Cette fois-ci, Reine comprit que cette recommandation allait au-delà d’un simple conseil. C’était un avertissement pour survivre à cette journée, elle en aurait mis sa main à couper.
Quand toutes les trois pénétrèrent dans le bureau de Christy, elles découvrirent les parois blanches des murs tapissées de mots. Dans tous les sens. Partout. La Commandante en cheffe ôta sa veste, son écharpe et son bonnet en quelques secondes, puis elle s’avança vers le premier pan de mur. Là, elle commença à lire :
— On n’a plus de vis pour les jouets en bois. Pas de problème. On les remplace par des clous. Pain d’Ép ! cria-t-elle.
Le lutin accourut devant la porte d’entrée.
Christy pivota vers lui et demanda avec un froncement de sourcils :
— Pourquoi a-t-on noté qu’il n’y avait plus de vis sur le panneau d’urgence ? On n’a qu’à utiliser des clous.
— Il n’y a plus de clous non plus.
— Ah, là, ça devient intéressant ! rétorqua la Commandante en cheffe en se tournant vers les deux novices. Prêtes à faire preuve d’ingéniosité ?
Les yeux écarquillés, Reine et Merry s’observèrent.
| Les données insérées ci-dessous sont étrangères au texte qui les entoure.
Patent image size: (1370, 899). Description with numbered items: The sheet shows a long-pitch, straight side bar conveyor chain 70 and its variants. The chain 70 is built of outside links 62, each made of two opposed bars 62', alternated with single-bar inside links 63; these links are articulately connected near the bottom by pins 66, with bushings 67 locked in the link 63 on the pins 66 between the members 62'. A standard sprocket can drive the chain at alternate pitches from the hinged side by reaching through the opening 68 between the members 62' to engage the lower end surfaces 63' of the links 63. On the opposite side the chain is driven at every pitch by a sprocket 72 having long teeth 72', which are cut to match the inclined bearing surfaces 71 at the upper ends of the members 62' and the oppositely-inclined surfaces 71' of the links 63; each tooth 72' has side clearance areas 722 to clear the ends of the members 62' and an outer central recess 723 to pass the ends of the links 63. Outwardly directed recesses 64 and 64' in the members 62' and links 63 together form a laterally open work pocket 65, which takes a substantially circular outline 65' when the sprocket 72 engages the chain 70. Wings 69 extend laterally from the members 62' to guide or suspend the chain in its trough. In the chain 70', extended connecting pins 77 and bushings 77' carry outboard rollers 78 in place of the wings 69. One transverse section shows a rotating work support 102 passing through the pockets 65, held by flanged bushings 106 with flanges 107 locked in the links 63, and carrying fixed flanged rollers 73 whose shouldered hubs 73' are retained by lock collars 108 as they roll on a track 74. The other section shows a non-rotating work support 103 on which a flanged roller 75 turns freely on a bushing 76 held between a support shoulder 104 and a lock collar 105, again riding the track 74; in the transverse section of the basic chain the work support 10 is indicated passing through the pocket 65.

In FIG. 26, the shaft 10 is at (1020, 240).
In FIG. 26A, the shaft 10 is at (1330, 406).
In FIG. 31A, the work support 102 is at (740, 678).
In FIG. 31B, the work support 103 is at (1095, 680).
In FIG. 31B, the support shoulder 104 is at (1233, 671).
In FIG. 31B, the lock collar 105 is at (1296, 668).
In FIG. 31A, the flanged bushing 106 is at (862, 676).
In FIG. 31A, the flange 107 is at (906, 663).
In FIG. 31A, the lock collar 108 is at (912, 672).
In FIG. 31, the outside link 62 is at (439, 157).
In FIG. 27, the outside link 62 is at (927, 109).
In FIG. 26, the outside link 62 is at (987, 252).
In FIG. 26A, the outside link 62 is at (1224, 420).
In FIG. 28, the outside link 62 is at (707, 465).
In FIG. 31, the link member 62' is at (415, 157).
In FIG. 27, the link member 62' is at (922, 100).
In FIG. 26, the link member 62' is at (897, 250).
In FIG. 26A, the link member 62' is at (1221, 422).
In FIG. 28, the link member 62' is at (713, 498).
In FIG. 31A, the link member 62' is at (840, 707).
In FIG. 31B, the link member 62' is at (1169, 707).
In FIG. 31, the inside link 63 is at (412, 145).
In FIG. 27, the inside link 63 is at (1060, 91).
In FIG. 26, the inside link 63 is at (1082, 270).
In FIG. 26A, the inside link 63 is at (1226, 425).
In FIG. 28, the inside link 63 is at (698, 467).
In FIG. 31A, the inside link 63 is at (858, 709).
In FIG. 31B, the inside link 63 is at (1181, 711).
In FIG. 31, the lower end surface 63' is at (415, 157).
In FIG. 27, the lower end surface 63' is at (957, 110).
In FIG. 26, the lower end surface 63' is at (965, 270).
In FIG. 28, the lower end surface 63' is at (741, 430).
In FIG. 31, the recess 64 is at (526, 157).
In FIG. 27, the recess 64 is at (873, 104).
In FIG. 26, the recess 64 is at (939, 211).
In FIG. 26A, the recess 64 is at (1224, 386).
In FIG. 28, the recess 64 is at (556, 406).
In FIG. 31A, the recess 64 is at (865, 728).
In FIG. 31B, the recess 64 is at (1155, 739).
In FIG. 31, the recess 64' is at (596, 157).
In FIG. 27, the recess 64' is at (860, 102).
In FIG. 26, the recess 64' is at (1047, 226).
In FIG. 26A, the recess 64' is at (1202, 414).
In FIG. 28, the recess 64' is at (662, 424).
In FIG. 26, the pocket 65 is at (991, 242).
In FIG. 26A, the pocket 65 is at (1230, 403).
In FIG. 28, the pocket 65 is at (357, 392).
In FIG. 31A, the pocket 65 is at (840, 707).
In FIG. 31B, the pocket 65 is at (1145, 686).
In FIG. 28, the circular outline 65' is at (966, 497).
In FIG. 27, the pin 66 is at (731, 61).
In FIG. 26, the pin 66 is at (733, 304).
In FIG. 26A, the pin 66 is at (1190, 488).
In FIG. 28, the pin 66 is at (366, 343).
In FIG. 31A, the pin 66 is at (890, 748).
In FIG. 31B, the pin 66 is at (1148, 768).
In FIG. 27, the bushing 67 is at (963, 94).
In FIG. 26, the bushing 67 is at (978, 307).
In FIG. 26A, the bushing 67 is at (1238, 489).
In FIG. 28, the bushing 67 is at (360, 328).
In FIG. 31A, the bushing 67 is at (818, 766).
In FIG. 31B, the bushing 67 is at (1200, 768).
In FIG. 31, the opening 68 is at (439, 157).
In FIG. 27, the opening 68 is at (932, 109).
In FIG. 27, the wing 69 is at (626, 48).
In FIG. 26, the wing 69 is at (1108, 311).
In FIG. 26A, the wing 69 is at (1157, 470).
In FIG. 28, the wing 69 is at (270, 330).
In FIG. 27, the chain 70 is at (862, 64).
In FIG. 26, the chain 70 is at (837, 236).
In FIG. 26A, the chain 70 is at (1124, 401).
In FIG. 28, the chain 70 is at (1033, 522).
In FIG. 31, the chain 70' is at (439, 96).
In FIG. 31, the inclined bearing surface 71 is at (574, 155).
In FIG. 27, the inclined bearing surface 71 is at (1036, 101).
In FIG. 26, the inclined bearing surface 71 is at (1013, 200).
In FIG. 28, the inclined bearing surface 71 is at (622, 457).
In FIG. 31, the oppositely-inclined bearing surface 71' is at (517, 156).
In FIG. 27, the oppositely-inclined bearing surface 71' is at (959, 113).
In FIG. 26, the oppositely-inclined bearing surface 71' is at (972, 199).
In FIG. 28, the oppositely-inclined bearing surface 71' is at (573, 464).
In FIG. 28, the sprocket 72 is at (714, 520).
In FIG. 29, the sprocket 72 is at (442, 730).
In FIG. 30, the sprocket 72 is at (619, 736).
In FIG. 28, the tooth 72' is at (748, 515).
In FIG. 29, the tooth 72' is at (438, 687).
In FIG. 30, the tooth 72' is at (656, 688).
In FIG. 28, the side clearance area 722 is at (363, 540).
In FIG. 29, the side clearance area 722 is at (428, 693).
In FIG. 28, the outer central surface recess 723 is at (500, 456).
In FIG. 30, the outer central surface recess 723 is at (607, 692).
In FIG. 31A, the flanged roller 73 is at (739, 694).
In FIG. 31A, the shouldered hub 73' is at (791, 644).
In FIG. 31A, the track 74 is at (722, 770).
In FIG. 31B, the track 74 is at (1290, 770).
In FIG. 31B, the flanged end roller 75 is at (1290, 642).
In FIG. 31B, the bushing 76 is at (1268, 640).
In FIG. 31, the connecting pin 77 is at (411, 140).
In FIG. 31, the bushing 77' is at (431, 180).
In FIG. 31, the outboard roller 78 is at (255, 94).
Personne ne leur avait parlé de problèmes de ce genre durant leur formation !
***
— Qu’est-ce que ça fait du bien de s’offrir une bonne grasse matinée ! Comment ça va, les filles ? questionna l’ancien père Noël en entrant dans le bureau de Christy, frais et disponible.
Il observa son enfant et Merry, qui paraissaient tendues à l’extrême. De son côté, Christy donnait des ordres à Pain d’Ép, qui transmettait les informations via son talkie-walkie bleu criard. Le fameux appareil qui jurait complètement avec les couleurs de Noël. Ce n’était pas faute de lui avoir demandé, à plusieurs reprises, d’en changer. Impossible ! Pain d’Ép ripostait sans cesse qu’il était plus facile à trouver dans tout cet océan de vert et de rouge. Une réalité qui, ma foi, les avait déjà sauvés.
— Papa ! On a trop de commandes urgentes à gérer, on ne va jamais réussir ! On a les spams, les retardataires, les illisibles, les…
— Pas de panique, on y arrive toujours, rétorqua l’ancien père Noël en s’approchant. Vous avez lancé le tri par jouets identiques ? Le tout classé par ordre alphabétique ? En fonction de la localisation géographique des parents ? Si on doit repasser ici pour les dernières commandes, ce n’est pas grave. On l’a déjà fait.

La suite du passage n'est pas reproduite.